Inhibition of L-Arginine Metabolizing Enzymes by L-Arginine-Derived Advanced Glycation End Products

Abstract

Nω-Carboxymethyl-arginine (CMA), Nω-carboxyethyl-arginine (CEA) and Nδ-(5-hydro-5-methyl-4-imidazolon-2-yl)-ornithine (MG-H1) have been identified as L-arginine-derived advanced glycation end products (AGEs) formed by non-enzymatic reactions between reducing sugars such as glucose and amino groups in proteins.

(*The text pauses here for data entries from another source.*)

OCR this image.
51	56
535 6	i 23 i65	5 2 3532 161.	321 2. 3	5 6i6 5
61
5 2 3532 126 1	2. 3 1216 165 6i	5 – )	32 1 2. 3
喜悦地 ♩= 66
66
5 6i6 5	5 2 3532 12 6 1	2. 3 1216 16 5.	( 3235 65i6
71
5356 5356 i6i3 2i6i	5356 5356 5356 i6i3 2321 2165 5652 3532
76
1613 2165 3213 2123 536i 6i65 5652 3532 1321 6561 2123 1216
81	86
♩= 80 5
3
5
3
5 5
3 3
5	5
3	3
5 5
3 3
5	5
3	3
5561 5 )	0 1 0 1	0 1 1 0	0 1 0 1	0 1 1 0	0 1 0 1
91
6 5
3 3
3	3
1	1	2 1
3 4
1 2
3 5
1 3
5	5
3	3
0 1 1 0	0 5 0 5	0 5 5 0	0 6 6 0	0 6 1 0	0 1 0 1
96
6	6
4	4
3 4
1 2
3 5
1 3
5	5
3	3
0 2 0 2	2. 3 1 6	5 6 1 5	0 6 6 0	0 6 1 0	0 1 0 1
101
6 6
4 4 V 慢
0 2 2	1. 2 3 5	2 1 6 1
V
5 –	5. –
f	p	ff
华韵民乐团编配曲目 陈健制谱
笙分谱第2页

These AGEs are structurally analogous to endogenous inhibitors of nitric oxide synthases (NOS) including NG-monomethyl-L-arginine (L-NMMA) and asymmetric NG,NG-dimethyl-L-arginine (ADMA). Increased plasma levels of these NOS inhibitors, and thus impaired generation of NO in vivo has been associated with the pathogenesis of vascular complications such as kidney failure and atherosclerosis. For these reasons we examined whether L-arginine-derived AGEs inhibit the activities of three L-arginine metabolizing enzymes including three isoforms of NOS (endothelium, neuronal and inducible NOS), dimethylarginine dimethylaminohydrolase (DDAH) that catalyzes the hydrolytic degradation of L-NMMA and ADMA to L-citrulline, and arginase that modulates intracellular L-arginine bioavailability. We found that AGEs inhibited the in vitro activities of endothelium type NOS weakly (IC50 values of CMA, CEA and MG-H1 were 830, 3870 and 1280 µM, respectively) and were also potential endogenous inhibitors for arginase (IC50 values of CMA and CML were 1470 and 1060 µM), but were poor inhibitors for DDAH. These results suggest that the tested L-arginine- and L-lysine-derived AGEs appear not to impair NO biosynthesis directly.